18日に再び「特捜検事」の尋問へ 真実を話すよう迫った検事ら 自ら立った法廷では「記憶にない」「差し控える」 初めて公開「取り調べ映像」の波紋 プレサンス山岸さん国賠訴訟
■認められた映像と認められなかった映像
山岸さんは無罪判決を受けた後、国に対し損害賠償を求める裁判を起こした。今回の映像は、その裁判の証拠として提出されたものだったのだが、机をたたく、大声で怒鳴る部分の映像の公開は現時点で認められていない。なぜなのか。 そもそも弁護団は、この冤罪事件がなぜ起きたのかを解明するためには、裁判所が特捜部の取り調べ映像を見ることは不可欠だと考えている。弁護団は取り調べ映像を刑事裁判の証拠として持ってはいるが“刑事裁判の証拠は刑事裁判でしか使えない”ということを定めた法律がある。いわゆる刑事証拠の目的外使用禁止規定だ。 そこで弁護団は改めて、国家賠償請求訴訟の証拠として映像の提出を国側(検察)に求めていた。しかし、国は頑なに拒否。 そのような経緯を踏まえ、大阪地裁は去年9月、田渕検事が行った5日間、計約18時間に及ぶ取調べ映像の提出を命じた。この中には、机をたたく、大声で怒鳴る取調べも含まれていた。 これに対し、国側は即時抗告を行い、大阪高裁は今年1月、提出範囲をおよそ1時間に狭める決定をしたのだ。
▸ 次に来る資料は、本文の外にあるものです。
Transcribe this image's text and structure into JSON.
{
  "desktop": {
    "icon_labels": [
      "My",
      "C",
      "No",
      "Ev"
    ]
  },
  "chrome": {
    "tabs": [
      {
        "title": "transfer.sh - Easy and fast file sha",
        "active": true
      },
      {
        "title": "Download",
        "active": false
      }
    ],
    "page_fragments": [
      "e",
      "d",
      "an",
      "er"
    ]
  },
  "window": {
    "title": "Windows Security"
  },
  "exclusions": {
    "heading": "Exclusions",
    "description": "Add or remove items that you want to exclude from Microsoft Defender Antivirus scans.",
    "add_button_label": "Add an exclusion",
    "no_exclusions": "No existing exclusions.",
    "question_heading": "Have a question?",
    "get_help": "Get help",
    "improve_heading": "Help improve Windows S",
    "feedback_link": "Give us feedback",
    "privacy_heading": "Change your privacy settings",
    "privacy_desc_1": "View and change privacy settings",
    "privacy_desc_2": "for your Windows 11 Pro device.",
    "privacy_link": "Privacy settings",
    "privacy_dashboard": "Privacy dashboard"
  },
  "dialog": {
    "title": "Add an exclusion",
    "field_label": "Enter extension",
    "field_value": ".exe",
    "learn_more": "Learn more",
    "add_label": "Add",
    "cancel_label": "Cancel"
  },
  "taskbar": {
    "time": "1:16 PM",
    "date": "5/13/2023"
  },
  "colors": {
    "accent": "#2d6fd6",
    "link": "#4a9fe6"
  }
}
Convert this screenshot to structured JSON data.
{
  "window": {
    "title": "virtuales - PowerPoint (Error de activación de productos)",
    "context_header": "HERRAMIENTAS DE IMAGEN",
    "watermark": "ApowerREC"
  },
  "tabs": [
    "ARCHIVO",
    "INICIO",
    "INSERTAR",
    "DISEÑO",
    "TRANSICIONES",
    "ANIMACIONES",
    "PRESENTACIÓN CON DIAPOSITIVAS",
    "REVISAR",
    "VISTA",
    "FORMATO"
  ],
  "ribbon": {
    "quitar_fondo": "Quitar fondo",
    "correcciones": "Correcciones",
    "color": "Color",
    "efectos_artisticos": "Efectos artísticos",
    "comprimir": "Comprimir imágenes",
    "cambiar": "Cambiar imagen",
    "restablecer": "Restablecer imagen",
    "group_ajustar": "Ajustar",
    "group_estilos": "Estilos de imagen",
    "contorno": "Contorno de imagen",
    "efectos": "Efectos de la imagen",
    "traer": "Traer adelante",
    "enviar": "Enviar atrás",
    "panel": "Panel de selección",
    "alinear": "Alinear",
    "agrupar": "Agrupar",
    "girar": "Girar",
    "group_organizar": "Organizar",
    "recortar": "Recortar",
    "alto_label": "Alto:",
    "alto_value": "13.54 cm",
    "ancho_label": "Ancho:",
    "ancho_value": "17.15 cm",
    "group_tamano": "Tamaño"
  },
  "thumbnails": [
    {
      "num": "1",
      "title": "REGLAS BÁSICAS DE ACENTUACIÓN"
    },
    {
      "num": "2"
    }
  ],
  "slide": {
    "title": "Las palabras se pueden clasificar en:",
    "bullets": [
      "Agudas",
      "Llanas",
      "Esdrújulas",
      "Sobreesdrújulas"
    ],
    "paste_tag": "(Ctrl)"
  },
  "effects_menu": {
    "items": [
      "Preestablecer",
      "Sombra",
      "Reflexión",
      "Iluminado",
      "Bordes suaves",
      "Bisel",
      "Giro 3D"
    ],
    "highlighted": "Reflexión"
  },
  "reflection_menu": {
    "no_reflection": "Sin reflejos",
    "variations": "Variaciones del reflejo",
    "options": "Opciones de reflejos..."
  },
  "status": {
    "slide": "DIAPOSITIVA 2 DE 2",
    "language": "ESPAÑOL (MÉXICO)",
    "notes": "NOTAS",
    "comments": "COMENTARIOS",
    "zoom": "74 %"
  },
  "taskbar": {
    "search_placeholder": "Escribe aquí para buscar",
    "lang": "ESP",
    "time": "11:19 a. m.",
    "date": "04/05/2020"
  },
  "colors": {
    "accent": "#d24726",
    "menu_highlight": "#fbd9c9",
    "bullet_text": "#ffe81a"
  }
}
大阪高裁はその理由について「山岸さん側が報道機関などを通じて録画録音を公開した場合、元部下のプライバシーを侵害する恐れがある」などと説明した。 山岸さんの弁護団はK氏のプライバシーには十分配慮したうえでの公開を従前から約束し、現に今回の公開もそのような形で行われた。さらに、そもそも冤罪被害にあった山岸さんが、自身の冤罪がどのように作り上げられたのかを立証するために重要な証拠である取調べの映像を、その裁判で使えないという事実が極めて理不尽だ。その判断は今、最高裁に委ねられている。 事件の真実を追求することは、検察が最も大切にしていることだ。その検察が引き起こした今回の冤罪事件。検察は自ら、その取調べで何があったのか、明らかにするべきではないだろうか。
■「特捜部事件」担当の検事が尋問受ける
6月11日。映像公開の後、法廷にはその田渕検事が裁判の証人として尋問の場に立った。田渕検事は今、検察幹部の立場で、特捜部事件の捜査を担当した検事が尋問を受けるのは異例だ。山岸さん側の秋田弁護士・西弁護士が質問をした。 【秋田真志弁護士】「なぜあのような取り調べをしたんですか?」 【田渕大輔検事】「真実を話そうという姿勢がなく、私の話に正面から向き合ってもらう必要があると思いました」 【秋田真志弁護士】「K氏が真摯に向き合っていないから、そういう取り調べ(机をたたく、大声で怒鳴る)をしたんですか?」 【田渕大輔検事】「言葉だけでは進まないと思い、挙動も混ぜたほうが誠実に向き合っていることが伝わると思ったので」 【秋田真志弁護士】「取り調べに反省すべきところはありましたか?」 【田渕検事「使った言葉に不穏当な言葉はありました」 【秋田真志弁護士】「また同じような取り調べをしますか?」 【田渕大輔検事】「まずしないと思います」 自身の取調べについて不適切な部分があったことを認めた田渕検事。尋問を行った弁護士に対しては、こんな発言をする場面もあった。 【田渕大輔検事】「そんな怖い顔で聞かれても…」 【秋田真志弁護士】「怖い顔してないし、私とは距離もあるし、机もたたきませんよ」 数時間にわたって行われた尋問だったが、その最終盤。特に印象に残った場面があった。 【西愛礼弁護士】「無罪判決が出て、どう感じましたか?」 【田渕大輔検事】「残念な判決だと感じました。私は有罪維持に十分だと思っていた。しかし、公判ではK氏の供述の信用性も否定された」 【西愛礼弁護士】「山岸さんはいまでも有罪だと思っていますか?」 【田渕大輔検事】「それは立場的に… 答えを差し控えます」 このやり取りから、検察は今でも山岸さんを有罪だと信じているのだと、私は感じた。そして、山岸さんに対する謝罪の気持ちや、後悔や反省のようなものはないのだろうと、改めて認識した。